“SOFFOCARE” di Chuck Palahniuk

Una vita strozzata

Non si può respirare a pieni polmoni se sei soffocato dai problemi.

I pensieri soffocano la libertà di movimento e condizionano la libertà di espressione. Così, i sentimenti profondi rimangono incastrati nella gola, inespressi e soffocati e ti tolgono il respiro, per poi essere sputati con violenza, quasi vomitati. E’ proprio come quando mangi e un boccone ti va di traverso e diventi tutto rosso e vedi nero e rischi quasi di morire soffocato. E questa sensazione si trascina per tanto tempo, nel corso della tua vita, che diventa quasi sistematica, anzi no, sintomatica. E allora perché non tradurla in abitudine, in professione, in metafora incarnata nel proprio stile di vita? L’immagine esterna e speculare del proprio caos interiore.
Victor è un ragazzo di ventisei anni, affetto da dipendenza sessuale. Lavora come maschera in un museo all’aperto: una sorta di ricostruzione storica di una piccola comunità dell’Ottocento con vera fatica, vero sudore, vera miseria e vero fetore. Sua madre, anziana e malata, è ricoverata da anni in un ospedale privato. Per sostenere le spese mediche della madre, Victor va a cena ogni sera in un ristorante diverso. Ogni sera finge di soffocare a causa di un boccone andato di traverso. Ogni sera c’è qualcuno che lo salva.

Ogni sera c’è qualcuno che esce dal quotidiano e dall’anonimato diventando improvvisamente un eroe. Grazie alla simulazione di Victor qualcuno riesce a dare finalmente un senso e uno scossone alla propria banale e prevedibile vita. E così, ad ogni anniversario dell’incidente, qualcuno gli invia dei soldi.
Truffatore? Simulatore? Approfittatore? Sì ma non solo: Victor è anche curatore di anime, dispensatore di emozioni, guaritore di ferite. Psicologia inversa, anzi no, controversa.

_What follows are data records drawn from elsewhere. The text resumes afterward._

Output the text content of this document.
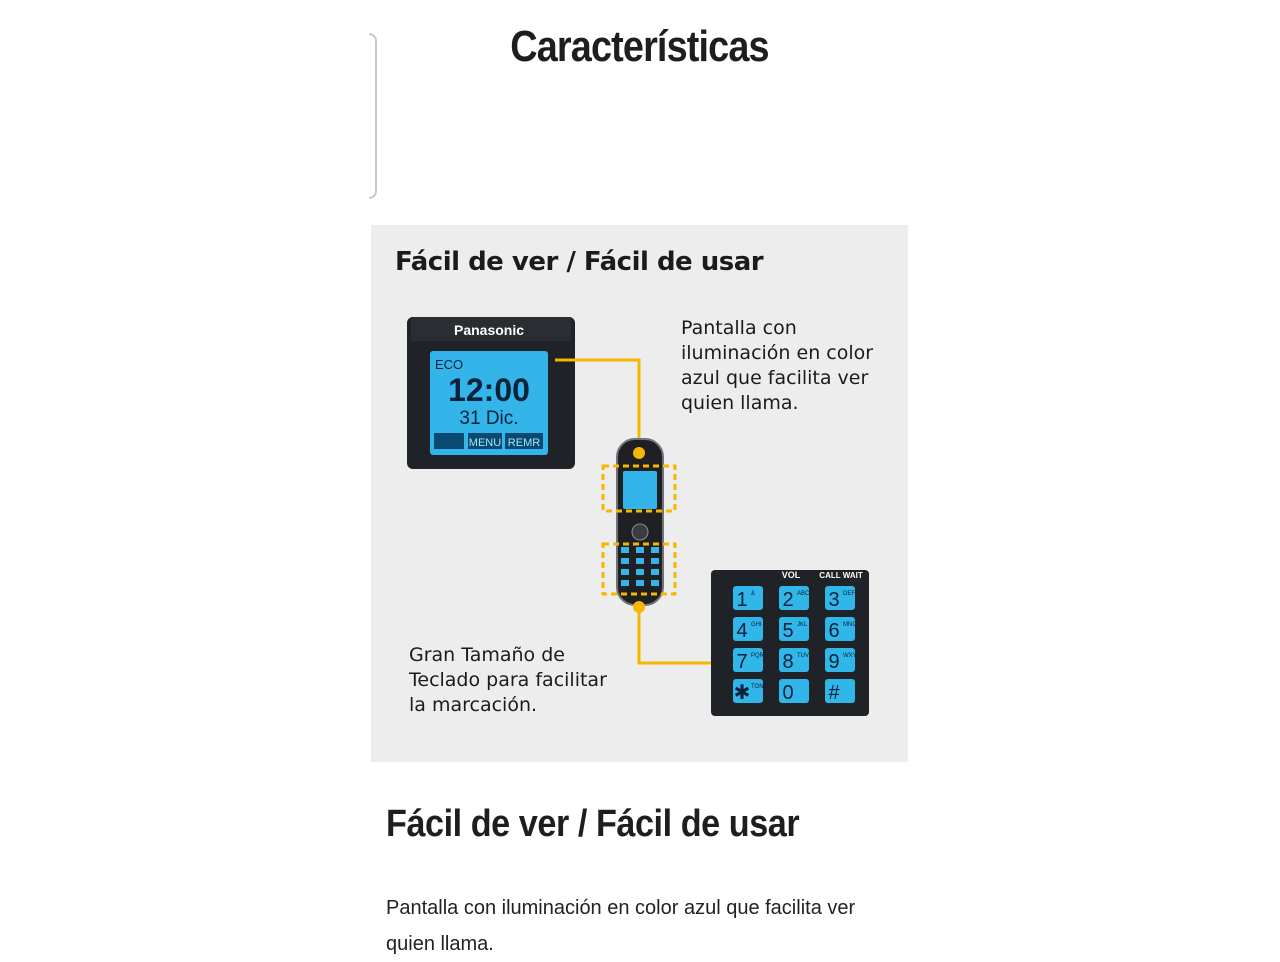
Características
Fácil de ver / Fácil de usar
Panasonic
ECO
12:00
31 Dic.
MENU REMR
VOL CALL WAIT
1 & 2 ABC 3 DEF
4 GHI 5 JKL 6 MNO
7 PQRS 8 TUV 9 WXYZ
✱ TONE 0 #
Pantalla con
iluminación en color
azul que facilita ver
quien llama.
Gran Tamaño de
Teclado para facilitar
la marcación.
Fácil de ver / Fácil de usar
Pantalla con iluminación en color azul que facilita ver quien llama.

Il problema è che quando entri troppo nel personaggio che ti sei costruito, a lungo andare non riesci più a distinguere il confine tra finzione e realtà. Abituato a fingere sempre non sai più se le emozioni che provi sono autentiche o meno, perdi te stesso, vai in crisi di identità. E così Victor si trova incastrato in un circolo vizioso, da lui stesso costruito, che ormai è diventato la sua vita. Per ogni aspetto la vita di Victor è limitata, costretta, incastrata e soffocata dalla dipendenza. Per mantenere la madre in ospedale Victor si è inventato la messinscena del boccone di traverso. Nella vita affettiva non riesce ad amare profondamente nessuno, schiavo com’è della propria dipendenza sessuale. Sul piano economico riesce a mantenersi a stento con un mestiere degradante che, ironia della sorte, lo costringe a recitare un personaggio. Come se non bastasse, la malattia mentale della madre porta la donna a non riconoscere più il suo stesso figlio: siamo all’apoteosi. Tutti questi bocconi amari, ogni giorno che passa, diventano sempre più difficili da mandare giù. E qualche volta vanno proprio di traverso. Solo alla morte della madre Victor può sentirsi libero di riflettere seriamente su se stesso. La sua vita non autentica perde così completamente di significato e il protagonista può iniziare, per la prima volta, a respirare davvero. Finalmente un sospiro di sollievo.

Chuck Palahniuk, Soffocare, 2002, Arnoldo Mondatori Editore S.p.A., Milano, pag. 280, € 8,00.